Each of these “documents” represents a cleaned text file that is available to be downloaded from the QuantGov website. These documents have been run through a series of analyses ranging from word counts and restriction counts, to more advanced machine-learning algorithms that assign industry probabilities and language complexity metrics.
In Figure 4, Title 22a (Environmental Protection) is divided into its subtitles. At this level, we can see what contributes to the Title’s restriction count. “Abatement of Air Pollution,” “Hazardous Waste Management” and “Funding Assistance to Municipalities and State Agencies for Pollution Abatement” contribute the most regulatory restrictions.

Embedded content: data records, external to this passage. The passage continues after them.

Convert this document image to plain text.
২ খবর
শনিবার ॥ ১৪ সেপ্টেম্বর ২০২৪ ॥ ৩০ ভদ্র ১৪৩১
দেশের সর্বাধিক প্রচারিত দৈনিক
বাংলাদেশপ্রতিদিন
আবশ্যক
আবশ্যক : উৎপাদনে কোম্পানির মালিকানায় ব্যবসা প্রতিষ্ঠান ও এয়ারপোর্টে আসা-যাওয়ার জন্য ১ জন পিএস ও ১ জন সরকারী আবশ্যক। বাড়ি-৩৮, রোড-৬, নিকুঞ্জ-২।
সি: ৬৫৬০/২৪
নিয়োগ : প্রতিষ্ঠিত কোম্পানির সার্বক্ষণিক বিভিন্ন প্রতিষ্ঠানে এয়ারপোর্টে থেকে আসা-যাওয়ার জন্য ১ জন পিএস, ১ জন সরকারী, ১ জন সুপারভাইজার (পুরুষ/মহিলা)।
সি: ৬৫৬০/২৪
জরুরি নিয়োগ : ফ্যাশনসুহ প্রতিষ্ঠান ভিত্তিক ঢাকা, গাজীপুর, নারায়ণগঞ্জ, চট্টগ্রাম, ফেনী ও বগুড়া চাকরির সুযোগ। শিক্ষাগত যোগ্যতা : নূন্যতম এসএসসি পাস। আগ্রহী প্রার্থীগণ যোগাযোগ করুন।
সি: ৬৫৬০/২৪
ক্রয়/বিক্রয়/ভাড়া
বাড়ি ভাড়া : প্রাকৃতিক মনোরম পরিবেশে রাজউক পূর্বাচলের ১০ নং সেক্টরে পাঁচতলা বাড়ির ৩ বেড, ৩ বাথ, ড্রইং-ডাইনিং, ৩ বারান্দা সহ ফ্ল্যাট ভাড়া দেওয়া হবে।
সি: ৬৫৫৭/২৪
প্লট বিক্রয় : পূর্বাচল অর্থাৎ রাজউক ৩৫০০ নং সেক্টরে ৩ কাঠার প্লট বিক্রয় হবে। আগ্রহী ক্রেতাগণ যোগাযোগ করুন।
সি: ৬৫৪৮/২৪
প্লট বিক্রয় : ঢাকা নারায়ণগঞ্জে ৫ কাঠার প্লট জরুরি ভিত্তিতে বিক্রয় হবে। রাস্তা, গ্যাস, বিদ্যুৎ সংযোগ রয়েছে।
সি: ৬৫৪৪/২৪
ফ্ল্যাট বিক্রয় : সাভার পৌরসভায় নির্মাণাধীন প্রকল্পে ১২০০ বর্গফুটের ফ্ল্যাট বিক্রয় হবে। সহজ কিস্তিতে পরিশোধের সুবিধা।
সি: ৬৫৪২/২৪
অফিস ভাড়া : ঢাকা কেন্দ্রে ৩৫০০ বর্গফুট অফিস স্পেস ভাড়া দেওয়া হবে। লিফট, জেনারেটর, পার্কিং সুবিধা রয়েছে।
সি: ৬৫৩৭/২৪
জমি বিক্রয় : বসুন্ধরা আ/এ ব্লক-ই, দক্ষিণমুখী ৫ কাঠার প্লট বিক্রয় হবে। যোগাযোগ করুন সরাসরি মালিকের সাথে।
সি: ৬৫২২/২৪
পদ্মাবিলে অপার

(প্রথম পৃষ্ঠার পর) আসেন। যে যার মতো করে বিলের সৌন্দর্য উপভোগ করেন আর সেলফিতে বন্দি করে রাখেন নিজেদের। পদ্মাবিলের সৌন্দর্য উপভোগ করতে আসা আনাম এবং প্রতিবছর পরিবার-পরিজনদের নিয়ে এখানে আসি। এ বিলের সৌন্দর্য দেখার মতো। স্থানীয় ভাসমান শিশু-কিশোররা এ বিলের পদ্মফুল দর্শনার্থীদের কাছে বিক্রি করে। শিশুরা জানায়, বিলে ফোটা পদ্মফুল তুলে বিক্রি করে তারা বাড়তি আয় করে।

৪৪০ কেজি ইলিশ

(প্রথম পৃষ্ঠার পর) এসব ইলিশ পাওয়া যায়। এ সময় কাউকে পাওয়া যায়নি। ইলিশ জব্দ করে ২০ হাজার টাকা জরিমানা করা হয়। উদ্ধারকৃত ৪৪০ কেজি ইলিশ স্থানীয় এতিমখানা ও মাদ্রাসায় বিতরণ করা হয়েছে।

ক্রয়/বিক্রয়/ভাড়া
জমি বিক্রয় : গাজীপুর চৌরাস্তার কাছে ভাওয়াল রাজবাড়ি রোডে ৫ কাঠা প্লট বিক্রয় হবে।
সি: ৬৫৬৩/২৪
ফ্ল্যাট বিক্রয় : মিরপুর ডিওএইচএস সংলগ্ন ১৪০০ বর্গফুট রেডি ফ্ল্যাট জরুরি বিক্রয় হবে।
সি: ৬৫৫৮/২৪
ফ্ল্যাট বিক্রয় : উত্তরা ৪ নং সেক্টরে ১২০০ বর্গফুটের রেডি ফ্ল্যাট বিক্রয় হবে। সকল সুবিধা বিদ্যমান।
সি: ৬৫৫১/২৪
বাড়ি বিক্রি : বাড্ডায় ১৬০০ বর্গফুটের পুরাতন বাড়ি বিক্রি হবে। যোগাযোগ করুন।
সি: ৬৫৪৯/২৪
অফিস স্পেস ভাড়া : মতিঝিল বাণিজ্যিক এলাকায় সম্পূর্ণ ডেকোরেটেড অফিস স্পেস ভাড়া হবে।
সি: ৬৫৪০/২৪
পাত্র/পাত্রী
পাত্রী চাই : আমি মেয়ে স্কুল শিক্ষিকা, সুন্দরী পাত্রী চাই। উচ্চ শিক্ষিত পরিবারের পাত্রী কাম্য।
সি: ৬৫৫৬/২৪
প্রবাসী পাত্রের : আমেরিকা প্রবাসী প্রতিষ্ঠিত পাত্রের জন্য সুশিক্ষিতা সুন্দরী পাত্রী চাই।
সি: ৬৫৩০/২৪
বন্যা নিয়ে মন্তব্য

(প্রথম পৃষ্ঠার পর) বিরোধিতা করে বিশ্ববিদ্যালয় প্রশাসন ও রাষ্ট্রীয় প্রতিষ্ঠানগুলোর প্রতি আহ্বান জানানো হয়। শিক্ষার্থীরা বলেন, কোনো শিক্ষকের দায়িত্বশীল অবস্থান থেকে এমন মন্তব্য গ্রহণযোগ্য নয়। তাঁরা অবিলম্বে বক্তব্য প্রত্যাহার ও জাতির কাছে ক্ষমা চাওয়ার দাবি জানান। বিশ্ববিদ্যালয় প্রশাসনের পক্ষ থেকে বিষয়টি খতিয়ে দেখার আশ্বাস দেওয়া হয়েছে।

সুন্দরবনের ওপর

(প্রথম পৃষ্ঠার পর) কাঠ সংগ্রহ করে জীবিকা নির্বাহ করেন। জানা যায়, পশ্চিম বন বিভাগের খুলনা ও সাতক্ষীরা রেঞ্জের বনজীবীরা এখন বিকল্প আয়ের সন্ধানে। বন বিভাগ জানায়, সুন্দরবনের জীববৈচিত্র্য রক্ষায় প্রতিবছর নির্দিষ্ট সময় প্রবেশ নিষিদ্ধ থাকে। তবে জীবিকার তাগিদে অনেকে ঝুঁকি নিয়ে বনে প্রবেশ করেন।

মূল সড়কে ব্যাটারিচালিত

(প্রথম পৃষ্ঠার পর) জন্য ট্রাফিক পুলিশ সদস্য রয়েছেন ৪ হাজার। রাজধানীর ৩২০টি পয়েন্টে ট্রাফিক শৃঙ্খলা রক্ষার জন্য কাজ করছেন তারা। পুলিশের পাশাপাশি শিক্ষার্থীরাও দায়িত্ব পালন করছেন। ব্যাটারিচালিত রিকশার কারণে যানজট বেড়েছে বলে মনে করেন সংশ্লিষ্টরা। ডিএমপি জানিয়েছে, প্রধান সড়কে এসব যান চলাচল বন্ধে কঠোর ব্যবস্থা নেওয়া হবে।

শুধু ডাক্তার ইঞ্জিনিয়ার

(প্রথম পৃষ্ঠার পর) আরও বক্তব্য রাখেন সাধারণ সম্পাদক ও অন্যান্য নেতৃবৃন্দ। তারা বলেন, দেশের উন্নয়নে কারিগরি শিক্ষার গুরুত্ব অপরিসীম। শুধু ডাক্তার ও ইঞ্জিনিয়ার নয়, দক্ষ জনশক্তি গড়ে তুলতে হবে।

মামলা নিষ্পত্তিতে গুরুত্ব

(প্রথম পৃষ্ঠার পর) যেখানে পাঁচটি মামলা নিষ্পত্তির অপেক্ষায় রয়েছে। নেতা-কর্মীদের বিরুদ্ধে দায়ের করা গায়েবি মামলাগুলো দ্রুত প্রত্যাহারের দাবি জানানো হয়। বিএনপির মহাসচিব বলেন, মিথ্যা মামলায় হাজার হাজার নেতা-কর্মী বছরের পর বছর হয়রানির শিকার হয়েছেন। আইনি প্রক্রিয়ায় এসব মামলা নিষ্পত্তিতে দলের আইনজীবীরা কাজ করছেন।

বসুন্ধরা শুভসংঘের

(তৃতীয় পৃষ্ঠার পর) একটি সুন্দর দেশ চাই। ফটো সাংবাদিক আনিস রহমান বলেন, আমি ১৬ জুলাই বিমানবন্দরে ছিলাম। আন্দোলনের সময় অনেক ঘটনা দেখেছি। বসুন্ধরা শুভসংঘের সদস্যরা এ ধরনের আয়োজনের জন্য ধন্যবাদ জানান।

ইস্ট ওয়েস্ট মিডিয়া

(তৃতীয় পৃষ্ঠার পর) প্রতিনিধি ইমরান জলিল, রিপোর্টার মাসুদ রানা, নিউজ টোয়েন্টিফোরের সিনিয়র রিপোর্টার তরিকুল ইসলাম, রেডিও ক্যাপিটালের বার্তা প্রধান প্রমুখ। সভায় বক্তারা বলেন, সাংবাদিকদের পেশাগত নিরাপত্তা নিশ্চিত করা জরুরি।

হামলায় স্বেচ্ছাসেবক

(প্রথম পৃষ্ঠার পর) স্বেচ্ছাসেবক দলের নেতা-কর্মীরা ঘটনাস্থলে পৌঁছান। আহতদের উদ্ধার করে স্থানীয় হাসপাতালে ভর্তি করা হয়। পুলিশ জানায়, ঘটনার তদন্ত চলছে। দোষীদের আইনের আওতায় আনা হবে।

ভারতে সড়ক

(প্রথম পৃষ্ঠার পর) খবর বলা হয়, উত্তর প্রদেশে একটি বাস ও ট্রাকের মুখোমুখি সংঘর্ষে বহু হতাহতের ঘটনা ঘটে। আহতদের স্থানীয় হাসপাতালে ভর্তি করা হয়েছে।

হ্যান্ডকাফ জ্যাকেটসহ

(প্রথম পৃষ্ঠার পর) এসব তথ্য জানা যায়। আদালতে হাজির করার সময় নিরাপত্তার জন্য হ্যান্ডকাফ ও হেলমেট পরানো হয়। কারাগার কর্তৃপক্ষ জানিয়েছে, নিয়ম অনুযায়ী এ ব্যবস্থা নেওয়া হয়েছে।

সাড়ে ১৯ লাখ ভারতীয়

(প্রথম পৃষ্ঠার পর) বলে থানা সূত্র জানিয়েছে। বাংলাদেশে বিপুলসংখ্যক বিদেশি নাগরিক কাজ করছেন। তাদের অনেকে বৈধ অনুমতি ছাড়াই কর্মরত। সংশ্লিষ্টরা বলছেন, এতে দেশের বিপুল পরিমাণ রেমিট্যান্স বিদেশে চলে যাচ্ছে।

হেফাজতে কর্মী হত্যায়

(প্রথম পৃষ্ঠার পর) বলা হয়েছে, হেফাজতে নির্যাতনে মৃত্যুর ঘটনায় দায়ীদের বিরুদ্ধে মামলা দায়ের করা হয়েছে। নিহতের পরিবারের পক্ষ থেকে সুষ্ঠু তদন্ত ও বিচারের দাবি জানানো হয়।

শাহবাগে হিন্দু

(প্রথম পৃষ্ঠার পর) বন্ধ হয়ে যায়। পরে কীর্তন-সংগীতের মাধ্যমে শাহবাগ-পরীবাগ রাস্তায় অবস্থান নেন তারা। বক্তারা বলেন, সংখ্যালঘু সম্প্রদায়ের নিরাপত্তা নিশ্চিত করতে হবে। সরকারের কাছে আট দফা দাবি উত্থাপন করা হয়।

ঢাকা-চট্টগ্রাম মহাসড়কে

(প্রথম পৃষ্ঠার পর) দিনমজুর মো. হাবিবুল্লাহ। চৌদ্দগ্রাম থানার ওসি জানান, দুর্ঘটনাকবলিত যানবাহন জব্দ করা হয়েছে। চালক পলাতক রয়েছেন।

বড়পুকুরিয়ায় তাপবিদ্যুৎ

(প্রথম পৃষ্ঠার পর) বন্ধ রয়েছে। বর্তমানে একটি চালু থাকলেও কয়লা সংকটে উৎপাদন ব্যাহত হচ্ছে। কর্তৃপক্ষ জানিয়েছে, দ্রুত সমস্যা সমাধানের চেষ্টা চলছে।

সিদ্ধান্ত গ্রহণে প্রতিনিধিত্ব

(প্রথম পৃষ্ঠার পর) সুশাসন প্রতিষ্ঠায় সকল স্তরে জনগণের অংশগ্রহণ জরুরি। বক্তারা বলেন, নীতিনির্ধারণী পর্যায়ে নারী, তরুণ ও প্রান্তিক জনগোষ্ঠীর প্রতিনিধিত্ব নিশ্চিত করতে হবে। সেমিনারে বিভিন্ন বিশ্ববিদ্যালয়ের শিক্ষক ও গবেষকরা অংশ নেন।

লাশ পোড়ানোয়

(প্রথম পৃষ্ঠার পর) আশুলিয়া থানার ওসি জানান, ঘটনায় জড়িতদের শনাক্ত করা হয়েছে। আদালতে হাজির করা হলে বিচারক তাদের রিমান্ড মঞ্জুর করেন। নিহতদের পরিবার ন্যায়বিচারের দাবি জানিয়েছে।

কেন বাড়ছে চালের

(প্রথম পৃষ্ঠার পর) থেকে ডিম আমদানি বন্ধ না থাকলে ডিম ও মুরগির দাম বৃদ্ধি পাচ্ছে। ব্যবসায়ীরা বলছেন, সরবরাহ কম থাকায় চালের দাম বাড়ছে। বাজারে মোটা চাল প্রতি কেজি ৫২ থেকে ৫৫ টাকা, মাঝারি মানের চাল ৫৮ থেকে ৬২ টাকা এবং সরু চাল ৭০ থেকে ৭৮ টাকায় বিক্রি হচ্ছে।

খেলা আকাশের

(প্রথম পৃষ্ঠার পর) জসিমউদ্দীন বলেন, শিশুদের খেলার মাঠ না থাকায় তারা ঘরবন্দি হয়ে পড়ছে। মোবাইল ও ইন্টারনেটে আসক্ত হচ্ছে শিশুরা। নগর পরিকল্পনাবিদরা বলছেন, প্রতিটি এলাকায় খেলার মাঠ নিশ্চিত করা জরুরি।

While a single point of data is useful, being able to examine the regulatory movement over time is even more insightful.
Layer 3: Time-Series Analysis
Connecticut was one of the very first state administrative codes collected in State RegData 1.0. In 2017, Connecticut’s code contained 96,247 restrictive phrases. By 2022, that figure had grown to 99,007, just shy of a 3% increase. At a macro level, this is useful for comparing states and identifying outliers. For example, Connecticut seems relatively “sleepy” compared to some other states, such as Texas, which increased its regulatory restriction count by over 8% between 2018 and 2022.
This high-level number alone inspires more questions than it answers: What Connecticut agencies contributed to the 3% increase? Was environmental regulation always the most regulated area of Connecticut’s code? What if some agencies contributed to the 3% increase while other agencies decreased their regulatory stockpile?
The definitive edition allows for comparisons between years along topics with relative ease. Users can find where changes occurred and what specific regulatory actions were responsible for the change. From Figure 5, we can see that “Environmental Protection, Public Utilities, and Natural Resources” is not only the largest but also the fastest growing topic over the past 4 years.
The “Environmental Protection, Public Utilities, and Natural Resources” topic can be parsed into smaller pieces and compared across time. Comparisons across states at this lower level is extremely difficult due to the differences in how states structure their governments and codes. However, if a state does not change its government structure, comparing at this lower level over time is very doable. Luckily, Connecticut’s “Environmental Protection, Public Utilities, and Natural Resources” titles were stable in their structure over the past four years, allowing for a deeper dive into the regulatory movement in Figure 6.
In figure 7, select Environmental Protection Subtitles in the years 2017 and 2022 are compared side by side, revealing that three subtitles account for nearly all the growth within the “Environmental Protection, Public Utilities, and Natural Resources” topic. More broadly, these subtitles account for about one-third of the growth in total regulatory restrictions over the past four years.
State RegData provides data and raw text for both state regulations and state laws to policy makers, scholars and machine learning professionals that is unrivaled in terms of its accuracy and completeness. This data can be paired with QuantGov’s raw text repository that contains text for all 50 states’ regulatory codes. Having both the text and minutely layered time series data opens infinite research opportunities into questions surrounding the most optimal methods of legislating and regulating -- maximizing and balancing safety and growth.